Warren Bricknell, MD of Mitsol, a layer two internet connectivity provider, answers some frequently asked questions on FTTH.
How does the cost of fibre compare to the cost of ADSL or other traditional internet services?
Over time, fibre is less expensive than copper – with no high-voltage electrical transmitters needed, fibre can help save money for the service provider as well as the end consumer.
If you compare the complete network costs, and not only its cabling costs, it may surprise you to find just how cost-effective fibre optic networks are.
While the cabling costs for fibre and Cat 6 copper are comparable, and the electronics may be slightly more expensive, the lower costs for facilities brings down the price of fibre to equal or less expensive than copper.
Potentially, the biggest cost saving if you opt for fibre is the escape from the “planned obsolescence” of copper.
At the moment there are three generations of copper cabling concurrently on the market – Cat 5, Cat 5e and Cat 6. Cat 5, while it is perfectly adequate for most applications, is effectively obsolete.
Cat 5e evolved to support Gigabit Ethernet, which is a backbone application that runs of fibre that is not for the desktop.
Problems with Gigabit Ethernet on Cat 5 and Cat 5e have led to the development of Cat 6, still in the initial proposal stage, with commercial offerings being proprietary cabling systems.

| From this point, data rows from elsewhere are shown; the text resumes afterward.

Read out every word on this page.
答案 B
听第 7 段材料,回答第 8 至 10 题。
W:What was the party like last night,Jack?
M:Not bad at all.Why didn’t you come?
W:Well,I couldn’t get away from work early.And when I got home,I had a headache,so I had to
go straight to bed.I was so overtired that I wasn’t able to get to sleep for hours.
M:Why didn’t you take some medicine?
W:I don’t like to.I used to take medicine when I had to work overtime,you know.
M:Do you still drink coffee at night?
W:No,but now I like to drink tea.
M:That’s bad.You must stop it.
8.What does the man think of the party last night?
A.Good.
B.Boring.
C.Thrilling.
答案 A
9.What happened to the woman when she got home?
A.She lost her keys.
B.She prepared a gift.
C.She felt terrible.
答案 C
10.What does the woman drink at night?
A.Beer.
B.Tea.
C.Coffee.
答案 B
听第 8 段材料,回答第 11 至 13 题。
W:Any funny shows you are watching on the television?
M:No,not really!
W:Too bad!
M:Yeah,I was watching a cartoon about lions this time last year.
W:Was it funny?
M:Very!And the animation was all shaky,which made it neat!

Therefore, if you opt for copper, be prepared to recable regularly to adapt for new network technologies.
This would never be necessary with fibre optics. You be the judge of what saves you money – fibre versus copper?
Which is kinder to the environment – fibre or copper?
Fibre is, without doubt, greener. One of the main reasons is that fibre is more durable than copper and will last longer.
The raw materials to make fibre are plentiful (since fibre is glass, it is made from sand), whereas copper supplies are dwindling. Say goodbye to copper mining.
According to the Environmental News Network, fibre is more efficient, reliable and sustainable.
From an infrastructure perspective, fibre requires fewer resources to run these networks, yet can carry an unprecedented volume of data.
The light signals transmitted over fibre are also more resilient and last longer compared with electrical signals delivered via copper — ultimately saving energy and manufacturing/replacement equipment costs over time.
Repairs of fibre are far less frequent compared to copper and coaxial, which are more susceptible to weather and electrical interference.
In fact, as Verizon points out, repairs to an all-fibre network are 50% less than copper, which saves money and resources, including fuel savings and reduced emissions that come with a greater number of repair jobs.
A fibre network can also meet expanding data demands without the need to install additional cables, as with copper.
Corning, a manufacturer of fibre used by leading telecommunications providers, notes that fibre requires less energy and emits fewer carbon emissions compared with copper.
In a recent article on the company’s move to green solutions, the company details how the use of fibre to increase gigabit speed is less cumbersome, more economical, and much better for the environment than utilising copper transmission.
Laying individual cables with each wire encased in its own plastic sheath would weigh 22 times more than that of the comparable fibre optic cable, requiring much higher energy consumption and cost for delivery.
Out of copper and fibre, what is less obtrusive to install?
Fibre is thinner, therefore more fibres can be bundled together in the same space as a copper cable.
Which medium provides a clearer signal? Fibre or copper?
Fibre is clearer. Fibre won’t lose the signal the way copper does, and because light signals don’t interfere with other fibres in the same cable, you get clearer conversations. Fibre optic cables are safe from lightning strikes or electrical interference.
What do I choose, fibre or copper?
Fibre has significant benefits over copper as outlined above – in terms of cost, environment friendliness, more discreet installation and clearer signal.
In addition to these factors, due to much lower attenuation and interference, optical fibre has large advantages over existing copper wire in long-distance and high-demand applications.